Making the Transition: Bridging the Gap

While your EMR skills (especially with Epic) are foundational, you'll likely need to layer on some AI-specific knowledge:

  1. Learn AI Fundamentals: Understand basic concepts like machine learning, deep learning, natural language processing (NLP), computer vision, and the types of problems AI can solve in healthcare. You don't need to code algorithms, but you need to speak the language.
  2. Understand AI Ethics and Bias: Crucial in healthcare. Learn about potential biases in algorithms, fairness, transparency, and the ethical considerations of using AI in clinical decision-making.
  3. Explore Specific AI Tools: Research the types of AI solutions being deployed in healthcare – diagnostic aids, administrative automation, ambient listening tools, predictive models, etc.
  4. Focus on Data Quality for AI: Understand the specific data requirements and quality considerations needed for successful AI implementation, which may differ slightly from standard EMR data use.
  5. Network and Learn: Connect with people working in healthcare AI (LinkedIn, conferences like HIMSS which increasingly feature AI). Attend webinars, read industry publications.
  6. Seek Opportunities: Look for roles explicitly asking for EMR/EHR experience plus an interest in or knowledge of AI. Sometimes, the best opportunities start within your current organization – perhaps a pilot project integrating an AI tool with your EMR.
  7. Consider Certifications/Courses: Look for introductory courses on AI in Healthcare or certifications focusing on health informatics with an AI component.
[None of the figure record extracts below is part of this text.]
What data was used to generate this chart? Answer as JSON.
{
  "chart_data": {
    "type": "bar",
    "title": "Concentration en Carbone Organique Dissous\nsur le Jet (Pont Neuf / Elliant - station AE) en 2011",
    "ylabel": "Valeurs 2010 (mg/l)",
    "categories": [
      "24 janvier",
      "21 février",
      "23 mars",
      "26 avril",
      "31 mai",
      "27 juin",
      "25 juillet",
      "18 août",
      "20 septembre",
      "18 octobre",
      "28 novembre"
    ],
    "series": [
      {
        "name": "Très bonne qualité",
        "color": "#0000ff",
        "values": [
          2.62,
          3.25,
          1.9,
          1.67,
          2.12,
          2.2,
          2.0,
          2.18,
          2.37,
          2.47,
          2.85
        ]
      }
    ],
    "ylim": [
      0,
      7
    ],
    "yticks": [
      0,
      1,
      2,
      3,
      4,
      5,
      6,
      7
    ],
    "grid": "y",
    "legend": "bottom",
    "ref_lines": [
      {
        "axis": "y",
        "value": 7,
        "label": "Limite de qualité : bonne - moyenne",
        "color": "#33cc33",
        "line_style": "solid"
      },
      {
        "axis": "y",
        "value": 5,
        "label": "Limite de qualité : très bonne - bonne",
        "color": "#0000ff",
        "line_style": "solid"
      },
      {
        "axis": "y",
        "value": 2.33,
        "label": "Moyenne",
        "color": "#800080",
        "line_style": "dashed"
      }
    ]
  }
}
Platforms like Coursera, edX, and specialized healthcare informatics programs offer relevant options.

Your Path Forward

Healthcare is changing rapidly, and AI is playing a bigger role every day. Your deep understanding of Epic, combined with a growing knowledge of AI principles and applications, puts you in a strong position. These skills are needed to make sure AI is implemented effectively and responsibly. By building on your Epic foundation and exploring the world of AI, you can find exciting opportunities to shape the future of healthcare technology.